Well, the Republicans are smiling and unpacking their boxes in government buildings all over the country, and my women friends and I are wearing black and weeping and putting our social concerns away with the baby clothes -- fond memories but with no use right now.
Angry White Men have risen up to reclaim their own, we are told, and the hands that pulled the Republican levers during the midterm elections will now use those guns that they feel they have an inalienable right to own to draw a bead on this country's social conscience. All in the name of lower taxes and a more cost-effective approach to things such as children and the environment.
The national press seems just to have discovered these guys, but my friends and I have known about them for years. They live in our neighborhoods. They share our table. They father our children. Those Angry White Men are married to my Horrified White Women friends.
Women who went to bed 20 years ago with a guy who was at least a Democrat -- if not a philandering, pot-smoking draft dodger -- find themselves waking up beside a Bob Dole obstructionist with Rush Limbaugh on the clock radio.
(This does not apply to my friend Betsy, who says she knew how conservative her husband was when they were dating, but she married him anyway. He still has his Goldwater bumper stickers: "In your heart, you know he's right.")
Some of us don't recognize our husbands anymore. And it isn't the hairline or the waistline, but the political lines they have drawn between us.
"When we moved back to the United States after living in Canada," says my friend Diana, "he told every new person we met, 'Health care is a right, not a privilege.' "
They can't even discuss health-care reform now without veins throbbing in his neck. And don't even mention Hillary.
"I don't know what happened to him," she says. "But I think while I was home with the kids, he was out in the business world becoming more and more conservative."
This gap between the personal agendas of men and women, one that I am convinced has been there forever, was demonstrated with particular clarity this past election.
Nationally, 54 percent of male voters cast their ballots for Republican House candidates, while 54 percent of women voters cast their vote for Democrats. It is the largest gender gap since pollsters started keeping track in 1982.
This election season, men were talking in dispassionate terms about running government like a sound business, while women talked passionately about the welfare of children and education. Everybody worried about crime. But men want to reinstate the death penalty, and women want to fund more Head Start programs.
"I have always had a soft heart for anyone," says Diana. "But I find that the only other ones who share my views are teachers and mothers -- women who are down in the trenches with the kids and see that they all deserve a shot."
The instinct to accumulate and then protect is distinctly male and very primal. Men are out in the world earning theirs, and they don't want shirkers or big government to take it away. They go home after a hard day at the mill and find the wife making a long list of the deserving poor. No wonder they are angry.
When my children asked the difference between Republicans and Democrats, I explained, quite succinctly, I thought, that Democrats care about poor people and children and all Republicans care about is their money.

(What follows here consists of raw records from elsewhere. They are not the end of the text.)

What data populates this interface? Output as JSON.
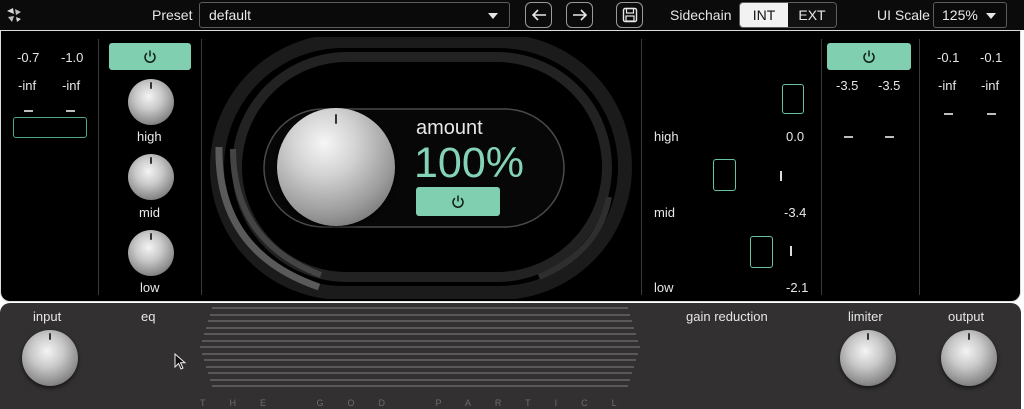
{
  "topbar": {
    "preset_label": "Preset",
    "preset_value": "default",
    "sidechain_label": "Sidechain",
    "sidechain_options": [
      "INT",
      "EXT"
    ],
    "sidechain_selected": "INT",
    "ui_scale_label": "UI Scale",
    "ui_scale_value": "125%",
    "icons": [
      "logo-icon",
      "arrow-left-icon",
      "arrow-right-icon",
      "save-icon"
    ]
  },
  "input_meter": {
    "peak_l": "-0.7",
    "peak_r": "-1.0",
    "rms_l": "-inf",
    "rms_r": "-inf"
  },
  "eq": {
    "bands": [
      "high",
      "mid",
      "low"
    ]
  },
  "center": {
    "amount_label": "amount",
    "amount_value": "100%"
  },
  "gain_reduction": {
    "bands": [
      {
        "label": "high",
        "value": "0.0"
      },
      {
        "label": "mid",
        "value": "-3.4"
      },
      {
        "label": "low",
        "value": "-2.1"
      }
    ]
  },
  "limiter_meter": {
    "l": "-3.5",
    "r": "-3.5"
  },
  "output_meter": {
    "peak_l": "-0.1",
    "peak_r": "-0.1",
    "rms_l": "-inf",
    "rms_r": "-inf"
  },
  "bottom": {
    "labels": {
      "input": "input",
      "eq": "eq",
      "gain_reduction": "gain reduction",
      "limiter": "limiter",
      "output": "output"
    },
    "brand_text": "THE GOD PARTICLE"
  },
  "colors": {
    "accent": "#7fcfb0",
    "panel_bg": "#000000",
    "bottom_bg": "#323030"
  }
}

"Let me clarify that," my husband said. "Republicans don't want people like your mother giving all their money away."
The strains that politics puts on marriages make James Carville and Mary Matalin look like Ozzie and Harriet. My husband greets me most mornings by saying: "Well, your boy Clinton is at it again."
Says my friend Diana: "If some Angry White Male wants to talk federalism and states rights, I'll listen. And I might even agree. But not if he is going to stand there and call me a 'counterculture McGovernik.' "
Her husband doesn't see their political differences as a problem. "Hey, after 20 years with the woman, I know when to keep my mouth shut," he says.
It seems to me that if Angry White Men and Empathetic White Women can share the same address, there is hope for the two-party system.